I’ve probably drifted way too far here into the realms of analysis over that of review, forgive me. But this is what I really, really loved about A Mirror Mended. It’s simply brilliant on multiple levels, meta and all.

Even without all that, A Mirror Mended is simply an entertaining adventure filled with great language, rich characters, humor, and deep human emotion. Harrow’s choice to make this more about the villain than simply another princess in distress story is essential to its success. But atop that I also adored her inversion of the Snow White tale by having Zinnia and Eva end up in a universe where Snow White has become the one-dimensional villain of the story, like some Disney aesthetic Lady Bathory.
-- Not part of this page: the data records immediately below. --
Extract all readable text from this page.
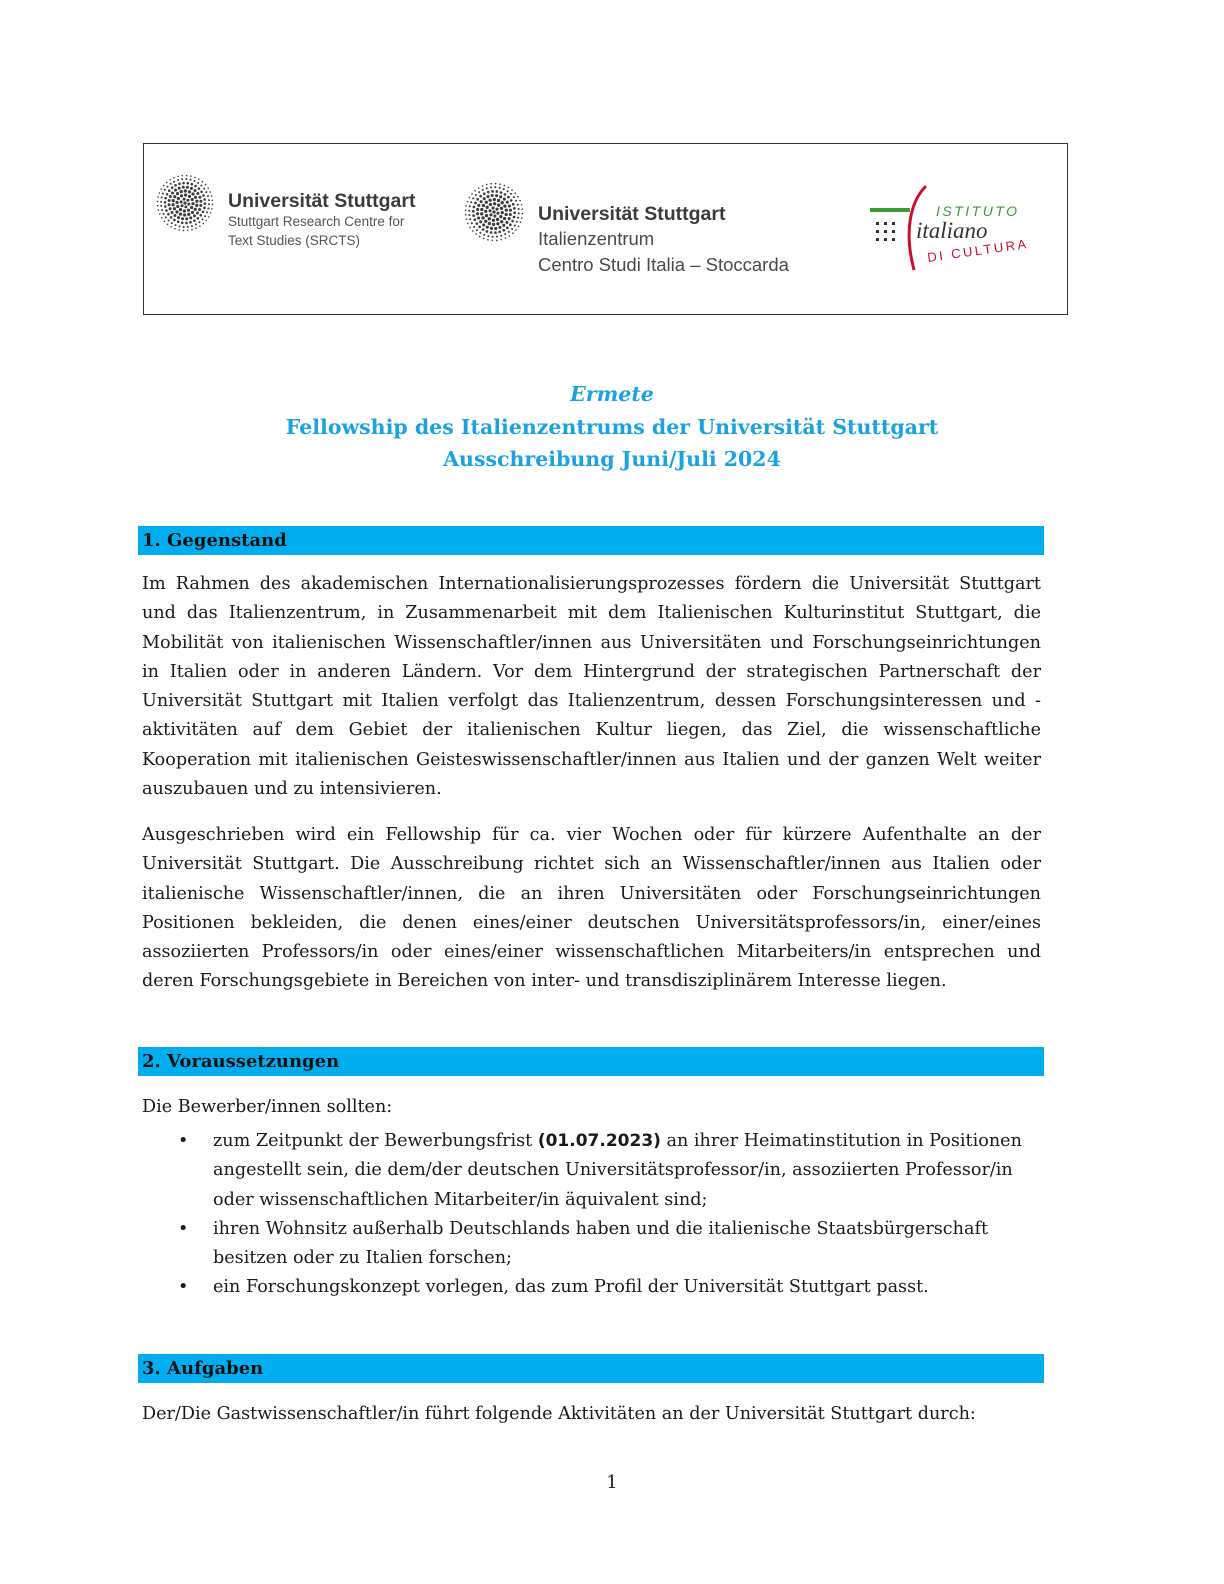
Universität Stuttgart
Stuttgart Research Centre for
Text Studies (SRCTS)
Universität Stuttgart
Italienzentrum
Centro Studi Italia – Stoccarda
ISTITUTO
italiano
DI CULTURA
Ermete
Fellowship des Italienzentrums der Universität Stuttgart
Ausschreibung Juni/Juli 2024
1. Gegenstand
Im Rahmen des akademischen Internationalisierungsprozesses fördern die Universität Stuttgart und das Italienzentrum, in Zusammenarbeit mit dem Italienischen Kulturinstitut Stuttgart, die Mobilität von italienischen Wissenschaftler/innen aus Universitäten und Forschungseinrichtungen in Italien oder in anderen Ländern. Vor dem Hintergrund der strategischen Partnerschaft der Universität Stuttgart mit Italien verfolgt das Italienzentrum, dessen Forschungsinteressen und -aktivitäten auf dem Gebiet der italienischen Kultur liegen, das Ziel, die wissenschaftliche Kooperation mit italienischen Geisteswissenschaftler/innen aus Italien und der ganzen Welt weiter auszubauen und zu intensivieren.
Ausgeschrieben wird ein Fellowship für ca. vier Wochen oder für kürzere Aufenthalte an der Universität Stuttgart. Die Ausschreibung richtet sich an Wissenschaftler/innen aus Italien oder italienische Wissenschaftler/innen, die an ihren Universitäten oder Forschungseinrichtungen Positionen bekleiden, die denen eines/einer deutschen Universitätsprofessors/in, einer/eines assoziierten Professors/in oder eines/einer wissenschaftlichen Mitarbeiters/in entsprechen und deren Forschungsgebiete in Bereichen von inter- und transdisziplinärem Interesse liegen.
2. Voraussetzungen
Die Bewerber/innen sollten:
• zum Zeitpunkt der Bewerbungsfrist (01.07.2023) an ihrer Heimatinstitution in Positionen angestellt sein, die dem/der deutschen Universitätsprofessor/in, assoziierten Professor/in oder wissenschaftlichen Mitarbeiter/in äquivalent sind;
• ihren Wohnsitz außerhalb Deutschlands haben und die italienische Staatsbürgerschaft besitzen oder zu Italien forschen;
• ein Forschungskonzept vorlegen, das zum Profil der Universität Stuttgart passt.
3. Aufgaben
Der/Die Gastwissenschaftler/in führt folgende Aktivitäten an der Universität Stuttgart durch:
1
Another final detail of A Mirror Mended that I really enjoyed were the original silhouette illustrations by Michael Rogers. I forgot to mention that style of illustration that appeared included in A Spindle Splintered. That first novella included doctored illustrations whose originals were done by Arthur Rackham, a fairy tale illustrator often mentioned in that text by Folklore nerd Zinnia. I had no prior familiarity with Rackham, or fairy tales in general. I don’t think I could even explain what the plot to Sleeping Beauty is prior to reading Harrow’s first novella. Though I enjoyed the whimsical alterations to Rackham’s silhouettes, they didn’t quite fit with the text of the novella where they were placed. In A Mirror Mended I liked that a similar vibe could be attained without having to use pre-existing ones inverted and fractured.

Somewhere I noticed mention that this would be end to the Fractured Fables series. I’m not sure if that’s true, or I misunderstood, but I would hope that if Harrow can find new directions to take the idea, or new themes to delve into, that she would. A further fracturing and entanglement of fairy tale metaverses could prove interesting if used symbolically for new relevance. But if not, I will continue to reread and enjoy these two little gems.